The battles I battle now stem from me having the strength and courage that I need to be able to move forward. I have asked God for help in this area right now because I need it so much and I think this is why I found your page today and why I have felt so compelled to answer you. I need the help and comfort from this group.
Don't lose faith, or trust in him and also don't always put your faith in religious leaders either.

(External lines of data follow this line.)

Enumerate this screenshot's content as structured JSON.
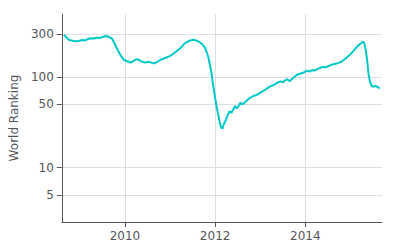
{
  "chart_data": {
    "type": "line",
    "ylabel": "World Ranking",
    "color": "#00c8c8",
    "log": "y",
    "grid": true,
    "xlim": [
      2008.6,
      2015.7
    ],
    "xticks": [
      2010,
      2012,
      2014
    ],
    "ylim": [
      2.5,
      500
    ],
    "yticks": [
      5,
      10,
      50,
      100,
      300
    ],
    "x": [
      2008.65,
      2008.75,
      2008.82,
      2008.9,
      2008.98,
      2009.05,
      2009.12,
      2009.18,
      2009.25,
      2009.32,
      2009.38,
      2009.45,
      2009.52,
      2009.58,
      2009.65,
      2009.72,
      2009.78,
      2009.85,
      2009.92,
      2009.98,
      2010.05,
      2010.12,
      2010.18,
      2010.25,
      2010.32,
      2010.38,
      2010.45,
      2010.52,
      2010.58,
      2010.65,
      2010.72,
      2010.78,
      2010.85,
      2010.92,
      2010.98,
      2011.05,
      2011.12,
      2011.18,
      2011.25,
      2011.32,
      2011.38,
      2011.45,
      2011.52,
      2011.58,
      2011.65,
      2011.72,
      2011.78,
      2011.82,
      2011.85,
      2011.88,
      2011.92,
      2011.95,
      2011.98,
      2012.01,
      2012.04,
      2012.07,
      2012.1,
      2012.13,
      2012.16,
      2012.19,
      2012.22,
      2012.25,
      2012.28,
      2012.32,
      2012.36,
      2012.4,
      2012.44,
      2012.48,
      2012.52,
      2012.56,
      2012.6,
      2012.65,
      2012.7,
      2012.75,
      2012.8,
      2012.85,
      2012.9,
      2012.95,
      2013.0,
      2013.05,
      2013.1,
      2013.15,
      2013.2,
      2013.25,
      2013.3,
      2013.35,
      2013.4,
      2013.45,
      2013.5,
      2013.55,
      2013.6,
      2013.65,
      2013.7,
      2013.75,
      2013.8,
      2013.85,
      2013.9,
      2013.95,
      2014.0,
      2014.05,
      2014.1,
      2014.15,
      2014.2,
      2014.25,
      2014.3,
      2014.35,
      2014.4,
      2014.45,
      2014.5,
      2014.55,
      2014.6,
      2014.65,
      2014.7,
      2014.75,
      2014.8,
      2014.85,
      2014.9,
      2014.95,
      2015.0,
      2015.05,
      2015.1,
      2015.15,
      2015.2,
      2015.25,
      2015.28,
      2015.31,
      2015.34,
      2015.37,
      2015.4,
      2015.43,
      2015.46,
      2015.5,
      2015.55,
      2015.6,
      2015.65
    ],
    "values": [
      295,
      260,
      255,
      250,
      252,
      258,
      255,
      265,
      270,
      268,
      275,
      272,
      280,
      285,
      278,
      265,
      230,
      195,
      170,
      155,
      150,
      145,
      150,
      158,
      155,
      148,
      145,
      148,
      145,
      142,
      148,
      155,
      160,
      165,
      170,
      178,
      190,
      200,
      215,
      235,
      245,
      255,
      260,
      255,
      245,
      230,
      210,
      185,
      165,
      140,
      110,
      85,
      68,
      55,
      45,
      38,
      32,
      28,
      27,
      30,
      32,
      35,
      38,
      42,
      40,
      44,
      48,
      45,
      48,
      52,
      50,
      52,
      55,
      58,
      60,
      62,
      63,
      65,
      67,
      70,
      72,
      75,
      78,
      80,
      82,
      85,
      88,
      90,
      88,
      92,
      95,
      90,
      95,
      100,
      105,
      108,
      110,
      112,
      115,
      118,
      115,
      120,
      118,
      122,
      125,
      128,
      130,
      128,
      132,
      135,
      138,
      140,
      142,
      145,
      148,
      155,
      162,
      170,
      180,
      190,
      205,
      218,
      230,
      240,
      248,
      235,
      200,
      155,
      110,
      90,
      82,
      78,
      80,
      78,
      75
    ]
  }
}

Remember, they are just as human as you and I are and they are also prone to their ideological stumbling blocks as well.
Take care and hugs,
Claire
whatever you believe in, may it be one single God called 'God', Allah, Svarga or whatever, may it be yourself, may it be .... Buddha or may you worship cows, there are many many religions to 'choose from' with all being very different.
Maybe Christianity, the christian society and behaviour is not for you. 'Believing' in itself is something that has to do deeply with yourself, completely with your inner souls and the one you are believing in.
In some religions like Islam, there is a saying from the God itself:
When you are seeking for me, I will give you signs, I will show you the way, you have to go it for yourself.
What could be: you are just praying and praying, and strictly -trying to- believe in a god, trying to act like you would do, but I think this wont ever lead to your goal.
Maybe you should get away from this thinking of -going to church and -trying to believe attitude, since god is found in other ways than that.
Just about myself, maybe it can give you a hint somehow...
I always have been non-religious, since non of my family is, so I didnt ever took religions seriously or tried to find something greater to believe in.
One day I started talking to a wise guy who spent years and years of searching, of reading, of thinking and so on, thinking about religions and about 'god'. At the End he choosed the religion [DOESNT MATTER].
After a long talk about it, after really hearing and knowing about this particular religion/kind of religion/way of believing in god, I felt strange and at the following days, strange things happened, which one could thinke of as ... signs. I started thinking more and more and felt like what I written above just happened : "If you seek me, I will give you signs, I will guide you"
And this particular religion also says: the ones who hear about the religion, start knowing about it, they will be guided.
So this just was what happened to me. I dont know if it helps you, but I think that if you search, but in another way than you do till now, signs may be given to you. I could tell you more about above, just if you are interested.